December 05, 2018 08:58 IST

Reflecting the mood, passenger vehicle sales in November either remained muted or skidded for most manufacturers as high fuel prices and the higher cost of borrowing dampened buying sentiment.

After dull festive season, car sales skid on high interest rates

Photograph: Rafael Marchante/Reuters

Automobile makers are bracing for a long winter ahead after a dull festive season, thanks to a higher interest rate on auto loan.

Sales have already slowed with vehicle financiers facing a liquidity crunch.

Reflecting the mood, passenger vehicle sales in November either remained muted or skidded for most manufacturers as high fuel prices and the higher cost of borrowing dampened buying sentiment.

Seven in every 10 passenger vehicles in India are bought on credit.

 

The cumulative sales of India's top seven passenger vehicle makers fell 1 per cent over the same month a year ago, showed the data released by auto companies on Saturday.

The sales of Maruti Suzuki India, Hyundai Motor India, Tata Motors, Mahindra & Mahindra, Honda Cars India, Toyota Kirloskar and Ford India stood at 250,871 units during the month, as against 253,822 units in the same month last year.

Snapping a four-month declining streak, passenger vehicles sales grew marginally on a year-on-year basis in October.

In an indication of a broad-based slowdown in one of the fastest-growing auto markets in the world, dispatches at the car market leader, Maruti Suzuki India, remained flat for the second consecutive month.

After dull festive season, car sales skid on high interest rates

Every second passenger vehicle in India is sold by the local arm of the Japanese car maker.

The maker of the Baleno and Brezza models saw the passenger vehicle volumes slip by 0.3 per cent to 143,890 units over the year-ago period.

The contraction was led by a steep fall of 21.6 per cent in the sale of entry-level models, including the Alto and Wagon R.

With the exception of the compact car segment (the Dzire, Baleno, etc), which advanced 10 per cent over the year-ago period, all the other segments, including the utility vehicles segment, showed sluggish growth.

Hyundai Motor India, the second-largest in the pecking order, too, saw the overall dispatches shrink as compared to a year ago.

The maker of the Santro and Creta models saw its sales skid 0.6 per cent to 43,709 units.

If not for the new Santro, which accounted for 8,000 units and has received bookings of over 40,000 units since its launch on October 23, the fall could have been sharper.

Passenger vehicles sales of Tata Motors, which had been climbing steadily on the back of new model launches, came in the negative terrain and saw sales drop 1 per cent over the last year.

The Tata group flagship, however, reclaimed the No. 3 position from arch-rival Mahindra after a long hiatus.

While Tata Motors sold 16,982 units during the month, Mahindra sold 16,188 units.
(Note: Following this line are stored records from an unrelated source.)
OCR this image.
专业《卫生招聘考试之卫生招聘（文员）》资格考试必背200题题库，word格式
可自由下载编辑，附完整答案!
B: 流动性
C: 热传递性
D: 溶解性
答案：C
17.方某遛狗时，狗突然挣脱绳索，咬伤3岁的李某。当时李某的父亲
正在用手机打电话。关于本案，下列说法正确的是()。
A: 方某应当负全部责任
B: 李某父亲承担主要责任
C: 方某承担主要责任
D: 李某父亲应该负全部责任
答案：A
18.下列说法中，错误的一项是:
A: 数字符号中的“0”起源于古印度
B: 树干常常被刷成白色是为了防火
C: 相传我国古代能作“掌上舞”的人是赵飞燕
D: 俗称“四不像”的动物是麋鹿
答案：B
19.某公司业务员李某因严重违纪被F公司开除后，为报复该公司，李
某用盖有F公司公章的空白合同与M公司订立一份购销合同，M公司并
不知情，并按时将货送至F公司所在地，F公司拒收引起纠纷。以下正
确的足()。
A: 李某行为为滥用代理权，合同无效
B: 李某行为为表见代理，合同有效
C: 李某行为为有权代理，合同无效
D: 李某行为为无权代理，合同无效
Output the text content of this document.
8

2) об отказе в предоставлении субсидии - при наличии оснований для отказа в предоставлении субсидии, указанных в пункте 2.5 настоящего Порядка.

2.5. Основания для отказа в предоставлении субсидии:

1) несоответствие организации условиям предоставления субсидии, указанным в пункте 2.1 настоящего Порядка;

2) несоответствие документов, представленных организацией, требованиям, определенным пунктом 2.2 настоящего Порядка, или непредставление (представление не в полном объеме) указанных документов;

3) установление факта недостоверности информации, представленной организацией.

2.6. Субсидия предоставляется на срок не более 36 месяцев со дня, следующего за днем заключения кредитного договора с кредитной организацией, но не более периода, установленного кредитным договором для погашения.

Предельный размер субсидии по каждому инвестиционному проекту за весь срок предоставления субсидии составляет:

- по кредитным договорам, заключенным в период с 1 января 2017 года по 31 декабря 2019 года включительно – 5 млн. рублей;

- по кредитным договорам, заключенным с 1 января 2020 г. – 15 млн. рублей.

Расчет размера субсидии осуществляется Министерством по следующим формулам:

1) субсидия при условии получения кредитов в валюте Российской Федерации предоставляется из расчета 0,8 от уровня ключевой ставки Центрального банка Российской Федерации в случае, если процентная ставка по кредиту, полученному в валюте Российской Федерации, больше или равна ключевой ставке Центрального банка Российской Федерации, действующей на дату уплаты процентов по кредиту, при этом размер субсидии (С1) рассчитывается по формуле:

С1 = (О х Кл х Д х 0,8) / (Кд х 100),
Mayank Pareek, president, passenger vehicles business unit at Tata Motors, attributed the fall in sales to "strong headwinds such as liquidity crunch, higher interest rates and rising fuel costs" but expressed confidence that the launch of the Harrier, its upcoming SUV offering, will help the firm remain steadfast to its turnaround goals.

Meanwhile, the Marazzo, a seven-seater utility vehicle launched in September helped Mahindra remain in the positive terrain.

The company sold 16,188 units during the month, 1 per cent over a year ago.

"Adverse macroeconomic conditions have impacted the growth forecast for the automotive industry in general," said Rajan Wadhera, president, automotive sector, Mahindra & Mahindra. Wadhera said he expected the recent drop in oil prices and improving liquidity to drive demand.

Bucking the slowing trend, Honda Cars India saw its volume jump 10 per cent to 13,006 units over the year-ago period.

Rajesh Goel, senior VP and director, sales and marketing, attributed it to the new Amaze and good sales performance of the WR-V and City.

Sales at Toyota and Ford crimped 15 per cent and 18 per cent, respectively. N Raja, deputy managing director at Toyota, blamed the fluctuating exchange rates and higher interest rates for the tepid sales, adding that the company was keeping dispatches to dealers in check on purpose.